On Thu, Jul 09, 2009 at 01:50:40PM -0500, Shawn Walker wrote:
> [email protected] wrote:
>> I was under the impression that the transport's callers would prefer not
>> to disclose a lot of information about their underlying reasons for
>> calling.  However, if you're less concerned about this second point, and
>> don't have a problem with refreshes knowing whether they're implicit or
>> not, we could pass a flag to get_catalog that indicates whether the
>> portal test should be run or not.  Since 9929 makes the call occur in
>> the transport method, instead of hiding it within the initialization
>> routine, it's a bit more obvious what's going on.
>
> I think the way to handle it is to let the caller deal with the  
> behaviour.  That is, I expect the client to catch general network  
> failure exceptions when they do an implicit refresh and then ignore them  
> if they don't care.  In other words, I don't expect the transport engine  
> to deal with this.
>
> In that case, will that still avoid the multiple portal test errors?
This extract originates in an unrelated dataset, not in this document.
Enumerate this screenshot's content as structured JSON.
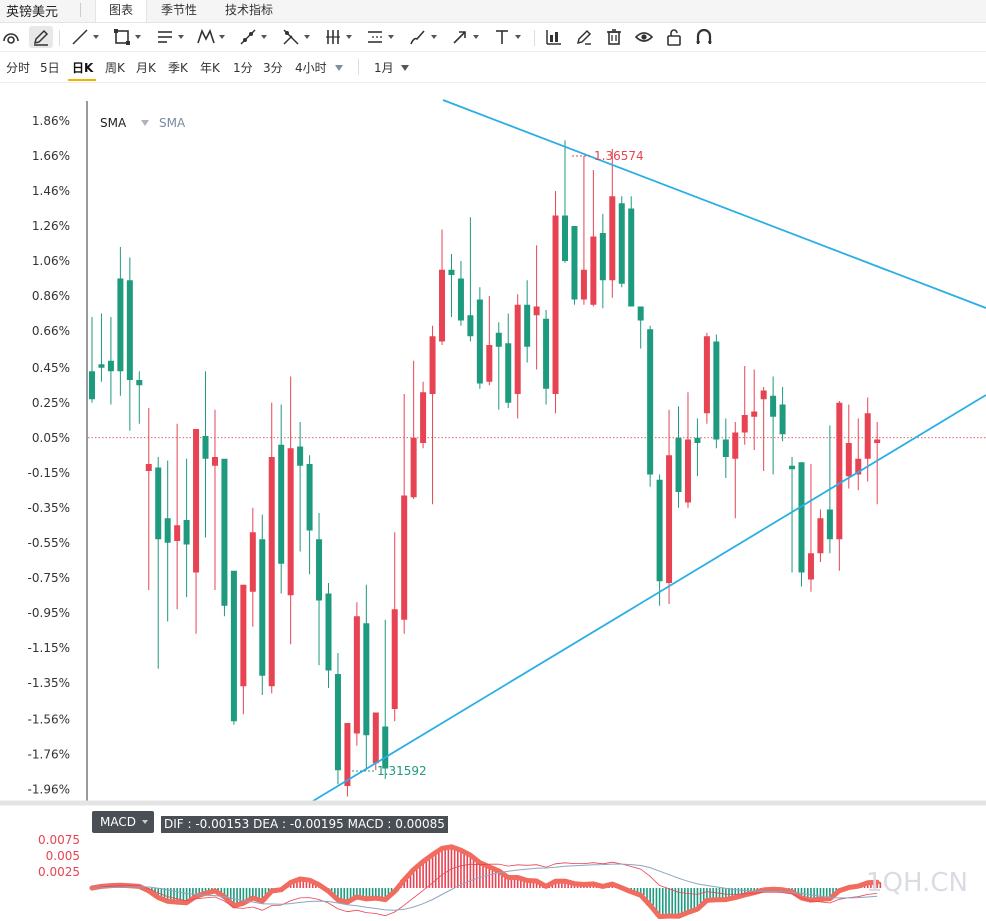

If we only run the test once and let the caller catch the exception from
the portal test in the implicit case, then the test won't get run again.
If the test failed and the client then attempts an operation that needs
to get data, but the network is unavailable or misconfigured, it will
try its hardest to contact the hosts, because it thinks they're
available.

Unless I've missed an option, we have the following alternatives:

1. Only run the test in cases where we care about its success / failure.
We wouldn't do this for implicit refresh or sending intent data.

2. Leave it as it is now.  Operations that are strictly informational
don't run the test, but operations that retrieve data run the test.
(Refresh yes, intent no).

3. Save the exception that's generated when the test fails.  In the
current implementation, subsequent calls to capitve_portal_test() return
without performing the test.  Instead of this behavior, check if the
test previously failed, if so, re-raise the previous exception.  This
handles the case where the test fails but a caller caught the exception
and didn't do anything.  I don't like this approach because we're
continuing to raise an error, and don't have a legitimate recovery
mechansim for the client.

In my previous e-mail, I was suggesting that #1 might be feasibile, but
if I've understood you correctly, you're not so keen on this approach?